# Pendog strikes back



## pendog66 (Mar 23, 2005)

After being shut out by mellon last night i knew i was due. I went to the playground tonight with Catfish Billy (creator of the big cat diaries) and Mark. It started out slow until i decided to chop up a big white sucker. I tossed the head out in about a half hour my rod was bending like no other. I set the hook and started fighting him. The fish ended up snapping 50 pound fireline. I was in a high state of pisstivity. Then Billy got a run on a yellow belly and fought him but didn't get a good hook set and lost him. From then on it was us missing more and more fish. Mark did the best out of us because he only got one bite. Which he missed. I finally did land a 7 pound flathead on a sucker head. Then after awhile of us joking around and falling on the rocks(well i was the only one to fall) Mark was standing by my pole when all the sudden it goes doubled over.
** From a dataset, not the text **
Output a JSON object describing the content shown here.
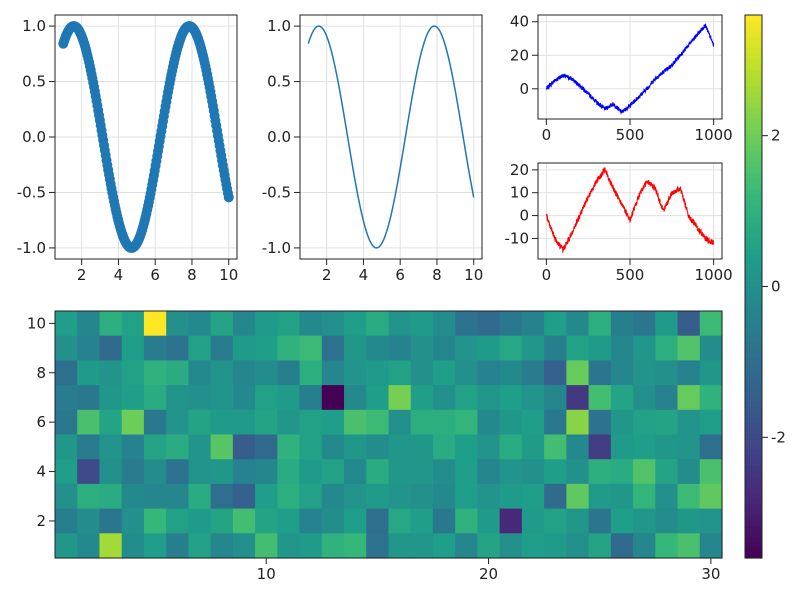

It looked like my pole was going to snap under the pressure. It ended up being a 9 pound 10 ounce flathead. I thought we had finally passed the 10 pound mark at the spot. Some more time went on then i got a run on Billy's baitcaster which he had stopped using. So i tossed it out there with a shad midsection. The drag was going off like a bat out of hell. It ended up being a 7 pound channel cat. The night was capped off when Billy landed a 5 pound flathead. It was a good night but it could have been better, we missed a lot of fish. The total was Me 3 for 5. Billy 1 for 3, and Mark 0 for 1. It was just the night i needed after being skunked by mellon.


----------



## flathunter (Apr 5, 2004)

You guys are tearing them up, I am sure you will get a big fish there soon.


----------



## pendog66 (Mar 23, 2005)

i think so too. Billy had a monster on. It hit that yellow belly gradually started pulling drag out like a big flat does.


----------



## H2O Mellon (Apr 5, 2004)

Nate, 

That Fireline (& Power Pro) are HORRIBLE for area such as the playground. I think you'd have a better chance of landing a 25 lb fish on 15 lb big game or other mono such as Red Caujin or Stren High Impact. Rock (espically big chunks of jagged concrete such as these) can do so much damage to braded line/


----------



## pendog66 (Mar 23, 2005)

yep i agree. This is the last year of Fireline for me. And i just bought a baitrunner today i'll be trying it out wed. if you wanna go mellon


----------



## H2O Mellon (Apr 5, 2004)

I want to fish this week, hopefully a couple times. Call me @ work when you get out of school on Monday. 

PS- I have some mono, 20# Big Game & 25# Red Caujin if you want to try that.


----------



## pendog66 (Mar 23, 2005)

i will call you tomorrow when i get out of school and we'll set something up


----------